COLA stands for Constant Overlap-Add. When you reconstruct audio from an STFT, the overlapping windowed frames are added back together. If those overlapping windows sum to a constant value at every sample position, the reconstruction has even gain everywhere — that is the COLA condition. librosa normalizes the window so this holds exactly; libsonare uses the raw window, so the summed level can differ slightly. It only matters if you depend on the absolute output level after an inverse STFT.
Migration Guide
Python to TypeScript
librosa.load() defaults to mono audio at 22050 Hz. In the browser, decode the file first, downmix to mono if needed, and resample explicitly if you want to match that behavior.
Before (Python):
import librosa
y, sr = librosa.load('audio.mp3', sr=22050)
tempo, beats = librosa.beat.beat_track(y=y, sr=sr)
print(f"BPM: {tempo}")After (TypeScript):
import { init, detectBpm, resample } from '@libraz/libsonare';
await init();
// Get audio from AudioContext
// Downmix stereo to mono before analysis if needed.

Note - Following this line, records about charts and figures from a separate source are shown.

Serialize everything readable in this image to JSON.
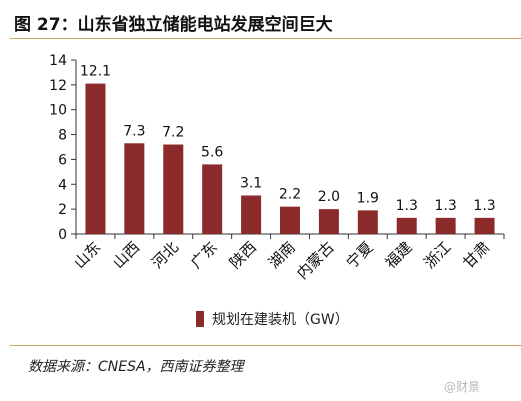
{
  "figure_title": "图 27：山东省独立储能电站发展空间巨大",
  "source_note": "数据来源：CNESA，西南证券整理",
  "watermark": "@财景",
  "colors": {
    "bar": "#8b2a2a",
    "rule": "#c8a064",
    "axis": "#333333"
  },
  "chart_data": {
    "type": "bar",
    "title": "",
    "xlabel": "",
    "ylabel": "",
    "categories": [
      "山东",
      "山西",
      "河北",
      "广东",
      "陕西",
      "湖南",
      "内蒙古",
      "宁夏",
      "福建",
      "浙江",
      "甘肃"
    ],
    "series": [
      {
        "name": "规划在建装机（GW）",
        "values": [
          12.1,
          7.3,
          7.2,
          5.6,
          3.1,
          2.2,
          2.0,
          1.9,
          1.3,
          1.3,
          1.3
        ],
        "value_labels": [
          "12.1",
          "7.3",
          "7.2",
          "5.6",
          "3.1",
          "2.2",
          "2.0",
          "1.9",
          "1.3",
          "1.3",
          "1.3"
        ]
      }
    ],
    "ylim": [
      0,
      14
    ],
    "yticks": [
      0,
      2,
      4,
      6,
      8,
      10,
      12,
      14
    ],
    "grid": false,
    "legend_position": "bottom"
  }
}
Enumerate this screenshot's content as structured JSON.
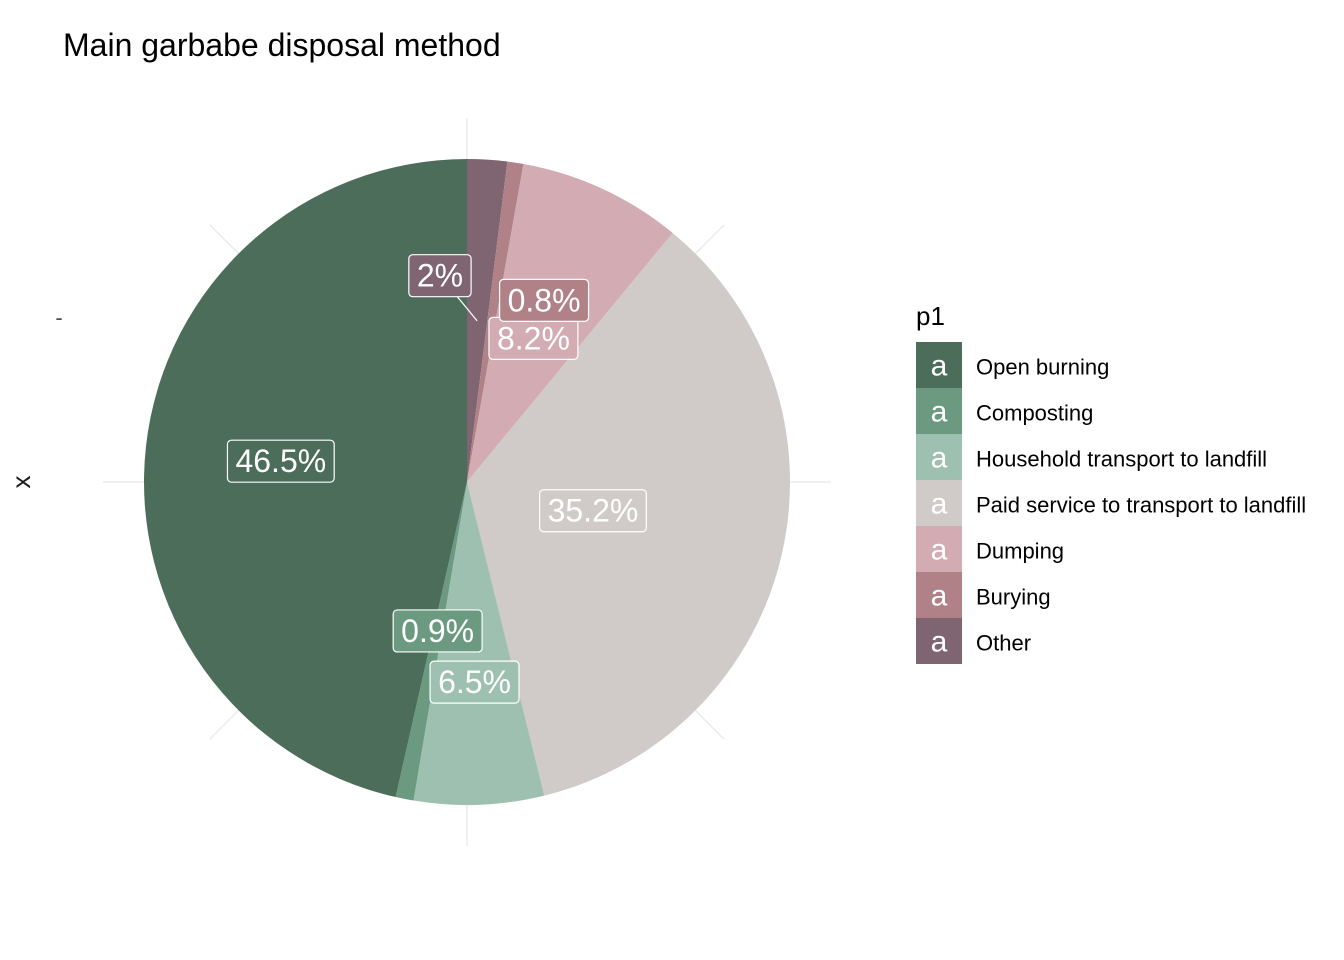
{
  "chart_data": {
    "type": "pie",
    "title": "Main garbabe disposal method",
    "xlabel": "x",
    "ytick": "-",
    "legend": {
      "title": "p1",
      "key_glyph": "a",
      "placement": "right"
    },
    "grid": true,
    "slices": [
      {
        "name": "Open burning",
        "value": 46.5,
        "label": "46.5%",
        "color": "#4d6d5b"
      },
      {
        "name": "Composting",
        "value": 0.9,
        "label": "0.9%",
        "color": "#6b9a80"
      },
      {
        "name": "Household transport to landfill",
        "value": 6.5,
        "label": "6.5%",
        "color": "#9dc0b0"
      },
      {
        "name": "Paid service to transport to landfill",
        "value": 35.2,
        "label": "35.2%",
        "color": "#d0cbc8"
      },
      {
        "name": "Dumping",
        "value": 8.2,
        "label": "8.2%",
        "color": "#d2abb3"
      },
      {
        "name": "Burying",
        "value": 0.8,
        "label": "0.8%",
        "color": "#b08288"
      },
      {
        "name": "Other",
        "value": 2.0,
        "label": "2%",
        "color": "#7e6571"
      }
    ]
  }
}
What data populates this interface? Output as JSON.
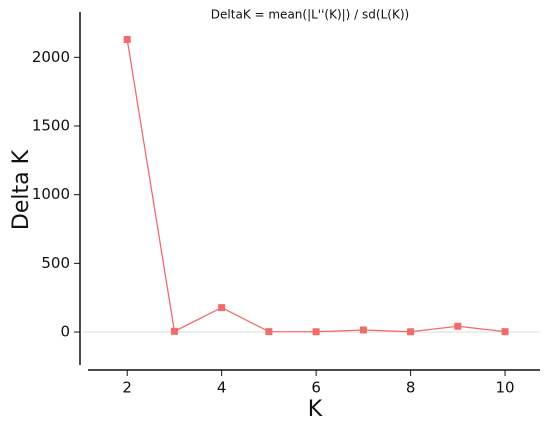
{
  "chart_data": {
    "type": "line",
    "title": "DeltaK = mean(|L''(K)|) / sd(L(K))",
    "x_label": "K",
    "y_label": "Delta K",
    "x": [
      2,
      3,
      4,
      5,
      6,
      7,
      8,
      9,
      10
    ],
    "values": [
      2130,
      5,
      178,
      3,
      2,
      15,
      2,
      42,
      3
    ],
    "color": "#f26b6b",
    "xlim": [
      1.17,
      10.74
    ],
    "xticks": [
      2,
      4,
      6,
      8,
      10
    ],
    "ylim": [
      -240,
      2330
    ],
    "yticks": [
      0,
      500,
      1000,
      1500,
      2000
    ]
  }
}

const samples = audioBuffer.getChannelData(0);
// Optionally resample to 22050
const resampled = resample(samples, audioBuffer.sampleRate, 22050);
const bpm = detectBpm(resampled, 22050);
console.log(`BPM: ${bpm}`);Python to C++
Audio::from_file() keeps the decoded file sample rate. Resample explicitly if you want to match librosa.load(..., sr=22050).
Before (Python):
import librosa
y, sr = librosa.load('audio.mp3')
chroma = librosa.feature.chroma_stft(y=y, sr=sr)After (C++):
#include <sonare.h>
auto audio = sonare::Audio::from_file("audio.mp3");
auto chroma = sonare::Chroma::compute(audio);
auto energy = chroma.mean_energy();Performance Comparison
The short version: core spectral transforms (STFT, Mel, MFCC) are roughly tied with librosa, while iterative algorithms (HPSS, pYIN) and the full analysis pipeline are dramatically faster. The per-feature numbers, hardware details, methodology, and reproduction steps live in one place — see Benchmarks — so this page doesn't carry a copy that can drift out of date.
WebAssembly is generally slower than native C++; exact performance depends on the feature, browser, input length, and build settings. See Benchmarks for measured results.